El segundo es algo así como el refinamiento del
primero:
-Por tanto, no
es posible atribuir el ser a lo Uno, si realmente no es. Pero nada impide, en
cambio, que participe en una pluralidad de cosas, y, muy al contrario, lo es de
todo punto necesario, dado que es uno que no es y no otro. Sin embargo, si no
es uno ni es aquello que se quiere que no sea, entonces es de otro de quien se
trata, por lo cual no conviene siquiera tomar la palabra. Y si se sospecha
ciertamente que es este Uno el que no es y no otro, necesariamente tendrá
participación en aquel y en todos los otros que constituyen una pluralidad.
-Indudablemente.
Dada la
complejidad del proceso abstracto de esa paradoja viviente que es y no es, que
es móvil e inmóvil, que está fuera del tiempo y, sin embargo, se ve afectado
por la sucesión temporal, me parece que nada mejor para captar la sutileza del
pensamiento de Parménides que la descripción, casi poética, o al menos lo es su
concepción, del “instante”, ese auténtico prodigio que le permite a Parménides
esquivar las serias objeciones que cabe ponerle a su extraño materialismo,
porque es Ser, Uno o Todo, contra lo que pudiera pensarse, en modo alguno es
ideal, sino material, concreto, existente:
- ¿No es,
pues, algo extraño ese momento en el que se produce el cambio?
- ¿Cuál?
- Ese momento
que llamamos el instante.
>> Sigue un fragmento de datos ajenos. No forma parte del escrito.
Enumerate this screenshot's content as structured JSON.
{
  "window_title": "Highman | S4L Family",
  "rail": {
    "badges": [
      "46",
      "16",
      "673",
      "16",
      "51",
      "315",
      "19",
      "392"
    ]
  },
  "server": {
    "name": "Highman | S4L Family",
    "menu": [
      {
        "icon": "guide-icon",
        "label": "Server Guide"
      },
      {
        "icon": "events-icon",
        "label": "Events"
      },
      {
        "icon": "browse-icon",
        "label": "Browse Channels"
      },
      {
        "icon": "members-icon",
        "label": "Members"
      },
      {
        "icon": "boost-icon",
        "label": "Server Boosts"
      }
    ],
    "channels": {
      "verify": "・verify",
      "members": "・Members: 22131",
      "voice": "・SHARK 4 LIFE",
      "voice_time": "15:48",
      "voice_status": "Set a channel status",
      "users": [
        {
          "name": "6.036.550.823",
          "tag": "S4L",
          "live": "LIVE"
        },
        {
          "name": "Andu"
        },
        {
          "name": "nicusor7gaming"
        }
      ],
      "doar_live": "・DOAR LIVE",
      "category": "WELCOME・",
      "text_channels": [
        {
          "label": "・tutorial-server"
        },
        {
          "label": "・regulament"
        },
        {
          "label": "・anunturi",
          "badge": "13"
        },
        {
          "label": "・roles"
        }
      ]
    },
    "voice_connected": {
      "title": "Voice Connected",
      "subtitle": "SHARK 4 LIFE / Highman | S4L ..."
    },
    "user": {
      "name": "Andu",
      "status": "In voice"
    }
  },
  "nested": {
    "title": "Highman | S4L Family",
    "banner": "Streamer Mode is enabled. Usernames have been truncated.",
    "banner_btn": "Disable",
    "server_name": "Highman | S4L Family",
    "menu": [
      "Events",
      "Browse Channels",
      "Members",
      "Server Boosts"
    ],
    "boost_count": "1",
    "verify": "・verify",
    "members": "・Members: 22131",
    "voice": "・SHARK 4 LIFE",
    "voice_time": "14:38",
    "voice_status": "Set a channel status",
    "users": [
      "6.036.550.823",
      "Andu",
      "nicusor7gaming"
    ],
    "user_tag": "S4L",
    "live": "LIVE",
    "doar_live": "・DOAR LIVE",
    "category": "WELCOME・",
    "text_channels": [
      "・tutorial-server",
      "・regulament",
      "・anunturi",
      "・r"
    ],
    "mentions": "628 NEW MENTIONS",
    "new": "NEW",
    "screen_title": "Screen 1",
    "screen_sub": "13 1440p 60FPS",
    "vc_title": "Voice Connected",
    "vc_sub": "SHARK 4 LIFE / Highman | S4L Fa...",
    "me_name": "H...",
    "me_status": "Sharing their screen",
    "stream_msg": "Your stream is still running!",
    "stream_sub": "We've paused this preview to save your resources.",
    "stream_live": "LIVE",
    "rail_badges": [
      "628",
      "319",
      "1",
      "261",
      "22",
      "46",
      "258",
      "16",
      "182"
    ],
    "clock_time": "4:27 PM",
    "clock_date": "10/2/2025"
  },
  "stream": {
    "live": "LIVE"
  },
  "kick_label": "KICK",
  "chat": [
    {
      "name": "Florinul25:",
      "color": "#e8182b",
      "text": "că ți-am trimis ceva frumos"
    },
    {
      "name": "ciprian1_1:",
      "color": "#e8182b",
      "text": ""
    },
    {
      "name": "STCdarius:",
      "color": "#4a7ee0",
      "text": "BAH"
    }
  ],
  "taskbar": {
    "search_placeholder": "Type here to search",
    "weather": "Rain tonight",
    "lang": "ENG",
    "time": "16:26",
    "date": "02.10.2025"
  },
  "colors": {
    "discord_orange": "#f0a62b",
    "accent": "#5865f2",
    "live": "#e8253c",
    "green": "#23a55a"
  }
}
Porque lo instantáneo es, según parece, esto: el
punto en que se pasa de un cambio a otro. Pues no es de l inmóvil aún inmóvil
de lo que surge el cambio, ni tampoco de lo que es movido y aún está en
movimiento, sino que, justamente, esta naturaleza extraña de lo instantáneo
viene a encontrarse situada entre el movimiento y lo inmóvil, fuera por
completo del tiempo, y es como el punto en que se pasa del movimiento a lo
inmóvil y de lo inmóvil al movimiento.
- Así parece
ser.
-Por tanto, lo
Uno, como ser inmóvil y en movimiento, deberá cambiar para pasar de uno a otro
estado (solo así podrá ciertamente realizar ambos), y este cambio lo llevará a
efecto en un instante; pero cuando cambie, no podrá encontrarse en ningún
tiempo, como tampoco podrá estar en movimiento o hallarse inmóvil.
-Desde luego.
- ¿Y no ocurrirá
lo mismo con los demás cambios? Por ejemplo, cuando pasa del ser al perecer o
del no-ser al ser, ¿se encuentra entonces entre el movimiento y lo inmóvil, y
en ese momento ni es ni no es, ni nace ni perece?
-Así parece.
Finalmente,
en este esforzado recorrido por la gnoseología y ontología platónicas, nos
queda enfrentarnos a El sofista, ese claro objeto de la animadversión platónica
y socrática. El diálogo continúa, sin embargo, el anterior, pero desde un punto
de vista revisionista que, por prudencia, Platón pone en boca del “extranjero”,
un personaje procedente de Elea y seguidor crítico de Parménides -más comedido que los fervorosos aficionados
a la erística-, quien, en vez de elegir a Sócrates como interlocutor, escoge
a Teeteto, por lo que, por segunda vez en los Diálogos, Sócrates aparece como un secundario de lujo, casi como si
de un cameo se tratara, dicho en términos cinematográficos. El extranjero, bien formado -afirma haber oído tantas lecciones como se
necesitaban y no haberlas olvidado- acepta el reto de definir cómo han de
reconocerse a quienes filosofan, si como sofistas, políticos o filósofos, dado
que por alguna de esas condiciones pueden ser tenidos. El extranjero pretexta una
enorme dificultad -no es asunto de poca
monta ni un quehacer fácil-, pero acepta. Se inicia, entonces una elucidación
de qué sean los sofistas y cómo pueden ser identificados, a resultas de lo cual
se establecen sus seis características básicas, como se resume bien adelantado
el Diálogo: 1º) es
un cazador interesado de jóvenes ricos; 2º) un negociante al por mayor en las ciencias que sirven para el uso del
alma (…) esta parte de la adquisición, del cambio, del cambio comercial, del
negocio, del negocio espiritual, que trafica con razonamientos y con enseñanzas
relacionados con la virtud, esto es, en su segundo aspecto la sofística;
3º) un vendedor al por menor de esas
ciencias; 4º) fabricante de esas
ciencias; 5º) un atleta del
razonamiento, campeón de la erística, y 6º) purificador del alma de las opiniones que suponen un obstáculo para
esas ciencias. ¿Cuál es la esencia del sofista, el denominador común de sus
características? Pues el arte de la contradicción.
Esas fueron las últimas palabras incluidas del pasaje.